The rules were relaxed last year with the aim of cutting down on the number of empty or near-empty "ghost flights" as airlines carried on flying despite steep drops in passenger numbers.

Initially, Brussels gave the carriers a complete waiver for maintaining slots but then hiked the required quota of flights back up to 50 per cent ahead of this year's summer season.

Some airline representatives have slammed the decision to maintain that figure into next year as "out of touch with reality" and insisted the threshold needs to be lowered for the upcoming winter months.

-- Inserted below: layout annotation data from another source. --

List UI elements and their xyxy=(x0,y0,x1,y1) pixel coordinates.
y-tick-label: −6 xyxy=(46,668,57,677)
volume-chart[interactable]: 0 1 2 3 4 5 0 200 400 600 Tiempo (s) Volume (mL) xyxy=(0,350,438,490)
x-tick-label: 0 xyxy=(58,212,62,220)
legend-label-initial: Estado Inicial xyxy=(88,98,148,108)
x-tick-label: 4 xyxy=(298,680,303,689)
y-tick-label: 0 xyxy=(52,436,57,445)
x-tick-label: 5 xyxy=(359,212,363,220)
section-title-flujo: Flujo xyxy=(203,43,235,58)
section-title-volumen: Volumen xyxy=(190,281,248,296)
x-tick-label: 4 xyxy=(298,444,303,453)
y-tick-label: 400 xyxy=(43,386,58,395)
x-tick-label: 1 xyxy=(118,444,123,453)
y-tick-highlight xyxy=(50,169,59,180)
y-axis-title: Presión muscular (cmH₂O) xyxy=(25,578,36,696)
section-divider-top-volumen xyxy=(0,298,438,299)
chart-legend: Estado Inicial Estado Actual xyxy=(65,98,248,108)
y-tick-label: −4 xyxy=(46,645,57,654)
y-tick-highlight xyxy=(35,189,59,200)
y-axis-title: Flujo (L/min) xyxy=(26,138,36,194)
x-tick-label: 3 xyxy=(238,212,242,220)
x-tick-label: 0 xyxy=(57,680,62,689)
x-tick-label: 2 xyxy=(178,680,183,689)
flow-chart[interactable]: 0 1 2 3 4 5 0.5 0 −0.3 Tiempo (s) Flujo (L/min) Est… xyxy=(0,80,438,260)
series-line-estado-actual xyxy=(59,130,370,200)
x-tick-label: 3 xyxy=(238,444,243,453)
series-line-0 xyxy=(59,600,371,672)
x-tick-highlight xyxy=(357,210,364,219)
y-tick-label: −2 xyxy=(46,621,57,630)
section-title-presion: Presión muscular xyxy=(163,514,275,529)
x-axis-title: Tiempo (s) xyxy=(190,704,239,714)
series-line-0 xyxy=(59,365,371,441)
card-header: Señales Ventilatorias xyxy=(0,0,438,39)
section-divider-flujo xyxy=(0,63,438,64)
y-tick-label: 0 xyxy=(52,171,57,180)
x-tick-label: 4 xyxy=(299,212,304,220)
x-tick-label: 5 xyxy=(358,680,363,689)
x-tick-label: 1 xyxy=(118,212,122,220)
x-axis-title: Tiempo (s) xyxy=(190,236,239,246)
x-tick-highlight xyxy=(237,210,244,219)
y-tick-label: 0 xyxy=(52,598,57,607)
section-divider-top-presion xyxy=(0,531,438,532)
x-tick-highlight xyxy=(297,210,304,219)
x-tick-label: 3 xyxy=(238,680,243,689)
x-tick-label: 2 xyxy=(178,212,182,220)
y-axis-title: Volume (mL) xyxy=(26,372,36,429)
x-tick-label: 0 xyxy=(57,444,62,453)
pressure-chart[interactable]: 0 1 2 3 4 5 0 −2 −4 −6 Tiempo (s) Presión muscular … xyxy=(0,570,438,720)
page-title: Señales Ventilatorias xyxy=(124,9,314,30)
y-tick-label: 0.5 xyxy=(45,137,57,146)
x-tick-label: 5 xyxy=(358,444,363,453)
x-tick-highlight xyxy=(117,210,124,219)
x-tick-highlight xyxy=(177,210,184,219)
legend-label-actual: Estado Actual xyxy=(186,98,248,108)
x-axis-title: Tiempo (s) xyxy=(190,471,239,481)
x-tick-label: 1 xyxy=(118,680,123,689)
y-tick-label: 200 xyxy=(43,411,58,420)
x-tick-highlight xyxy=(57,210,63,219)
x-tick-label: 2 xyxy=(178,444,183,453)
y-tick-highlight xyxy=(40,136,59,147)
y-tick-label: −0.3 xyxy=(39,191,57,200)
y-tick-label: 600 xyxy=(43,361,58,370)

The International Air Transport Association (IATA) complained that the rules "restrict the ability of airlines to operate with the agility needed to respond to unpredictable and rapidly changing demand, leading to environmentally wasteful and unnecessary flights".

"It will also further weaken the financial stability of the industry and hinder the recovery of the global air transport network."

The IATA said the European Commission's assertion that an uptick in travel this summer justifies maintaining the 50 per cent rate "flies in the face of significant evidence of the uncertain outlook for traffic demand this winter".